Hill saturation curves

You can plot the Hill saturation visualization. This visualization isn't included with the generated two-page HTML output.

These curves asymptote to 1 as the media units (often impressions) per capita goes to infinity, and show the effect of media units per capita relative to this asymptote. A Hill curve is used to show the saturation (reduced effectiveness).

Example output: (Click the image to enlarge.)

The Hill curve captures a mathematical relationship between the KPI and the average weekly media units (often impressions) per capita. A non-linear relationship is assumed to capture granular level marketing psychology phenomena, such as consumers seeing the same ad repeatedly.
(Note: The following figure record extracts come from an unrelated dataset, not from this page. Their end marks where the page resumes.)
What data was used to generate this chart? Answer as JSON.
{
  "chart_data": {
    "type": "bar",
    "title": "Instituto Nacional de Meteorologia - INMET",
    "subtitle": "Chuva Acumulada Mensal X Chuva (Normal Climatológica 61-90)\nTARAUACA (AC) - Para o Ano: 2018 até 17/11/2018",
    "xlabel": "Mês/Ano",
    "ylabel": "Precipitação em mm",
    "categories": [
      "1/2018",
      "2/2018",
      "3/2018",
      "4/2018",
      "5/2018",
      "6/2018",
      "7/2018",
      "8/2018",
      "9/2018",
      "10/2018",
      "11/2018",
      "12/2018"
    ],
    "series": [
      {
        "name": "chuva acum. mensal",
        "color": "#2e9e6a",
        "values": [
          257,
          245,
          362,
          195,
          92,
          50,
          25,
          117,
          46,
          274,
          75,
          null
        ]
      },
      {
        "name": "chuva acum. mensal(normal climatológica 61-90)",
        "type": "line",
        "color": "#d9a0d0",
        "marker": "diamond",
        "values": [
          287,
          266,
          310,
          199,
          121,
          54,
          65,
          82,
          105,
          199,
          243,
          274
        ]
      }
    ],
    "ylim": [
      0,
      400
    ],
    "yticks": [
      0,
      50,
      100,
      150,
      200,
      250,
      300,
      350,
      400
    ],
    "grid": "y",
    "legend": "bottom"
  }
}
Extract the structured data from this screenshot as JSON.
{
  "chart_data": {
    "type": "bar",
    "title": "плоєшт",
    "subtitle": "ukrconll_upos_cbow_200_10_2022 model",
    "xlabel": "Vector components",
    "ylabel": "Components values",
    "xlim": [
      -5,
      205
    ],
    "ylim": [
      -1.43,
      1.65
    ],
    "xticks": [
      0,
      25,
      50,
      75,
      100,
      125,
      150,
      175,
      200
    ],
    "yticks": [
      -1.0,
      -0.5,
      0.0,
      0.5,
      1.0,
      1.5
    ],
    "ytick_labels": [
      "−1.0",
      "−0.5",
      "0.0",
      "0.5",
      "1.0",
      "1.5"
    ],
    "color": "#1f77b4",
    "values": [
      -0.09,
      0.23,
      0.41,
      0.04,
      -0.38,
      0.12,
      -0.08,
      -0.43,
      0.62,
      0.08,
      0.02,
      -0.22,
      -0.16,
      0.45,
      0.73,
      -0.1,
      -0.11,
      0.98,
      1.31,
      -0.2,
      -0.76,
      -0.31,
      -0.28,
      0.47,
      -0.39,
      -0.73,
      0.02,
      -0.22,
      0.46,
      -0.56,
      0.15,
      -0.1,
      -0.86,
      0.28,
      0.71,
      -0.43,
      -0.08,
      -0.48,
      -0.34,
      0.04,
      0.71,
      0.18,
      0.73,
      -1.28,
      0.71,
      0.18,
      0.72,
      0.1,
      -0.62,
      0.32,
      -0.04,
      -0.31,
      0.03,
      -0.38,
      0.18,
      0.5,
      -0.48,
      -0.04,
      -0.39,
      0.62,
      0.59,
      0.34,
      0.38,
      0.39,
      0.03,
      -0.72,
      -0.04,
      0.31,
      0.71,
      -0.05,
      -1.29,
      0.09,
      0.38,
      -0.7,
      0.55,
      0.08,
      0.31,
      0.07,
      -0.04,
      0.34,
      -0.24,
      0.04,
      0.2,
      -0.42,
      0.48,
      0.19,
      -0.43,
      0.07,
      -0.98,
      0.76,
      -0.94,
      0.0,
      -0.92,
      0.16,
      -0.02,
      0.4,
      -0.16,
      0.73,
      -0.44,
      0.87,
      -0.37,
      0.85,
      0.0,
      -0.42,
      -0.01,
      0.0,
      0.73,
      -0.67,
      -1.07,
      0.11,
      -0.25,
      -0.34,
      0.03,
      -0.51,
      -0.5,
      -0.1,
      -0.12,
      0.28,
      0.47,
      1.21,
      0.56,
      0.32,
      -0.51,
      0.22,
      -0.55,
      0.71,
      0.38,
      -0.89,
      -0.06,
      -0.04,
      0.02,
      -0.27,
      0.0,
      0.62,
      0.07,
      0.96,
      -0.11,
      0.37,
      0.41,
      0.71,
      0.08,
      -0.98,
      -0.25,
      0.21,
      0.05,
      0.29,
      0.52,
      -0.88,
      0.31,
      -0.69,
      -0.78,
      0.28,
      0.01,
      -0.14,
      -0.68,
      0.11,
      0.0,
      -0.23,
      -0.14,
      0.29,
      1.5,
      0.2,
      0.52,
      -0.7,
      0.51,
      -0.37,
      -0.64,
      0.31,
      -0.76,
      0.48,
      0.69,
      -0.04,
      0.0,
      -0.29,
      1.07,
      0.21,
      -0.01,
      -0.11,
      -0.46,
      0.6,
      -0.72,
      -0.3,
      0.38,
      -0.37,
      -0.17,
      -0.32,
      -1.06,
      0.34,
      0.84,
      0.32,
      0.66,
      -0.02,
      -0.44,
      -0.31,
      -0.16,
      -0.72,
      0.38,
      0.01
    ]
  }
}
This graph also displays the histogram of media units (such as impressions), per capita across all geos and time periods. This lets you visualize how frequently and to what extent your historical media execution was over- or under-saturated at a granular level. Keep in mind that small and large geos are equally represented in this histogram, and it can be worthwhile digging more deeply into your raw data to understand what might be driving particular outliers or patterns.

The histogram can also be helpful for developing an informed point of view about how much to trust inference at various points on the Hill curve. The Hill curve is a parametric function that can be used to estimate the media effect above or below where historical media execution is concentrated (also called extrapolation). For example, some channels are always on (the media execution is never at zero) and so there is no data for the Hill curve at or near zero.

Ideally, you would use data, rather than parametric extrapolation, to inform every point on the diminishing response curve, but this is not possible. User discretion is required to understand the degree of extrapolation inherent in the results and to determine an acceptable level when making decisions for your business. Apply similar discretion when reading the response curves.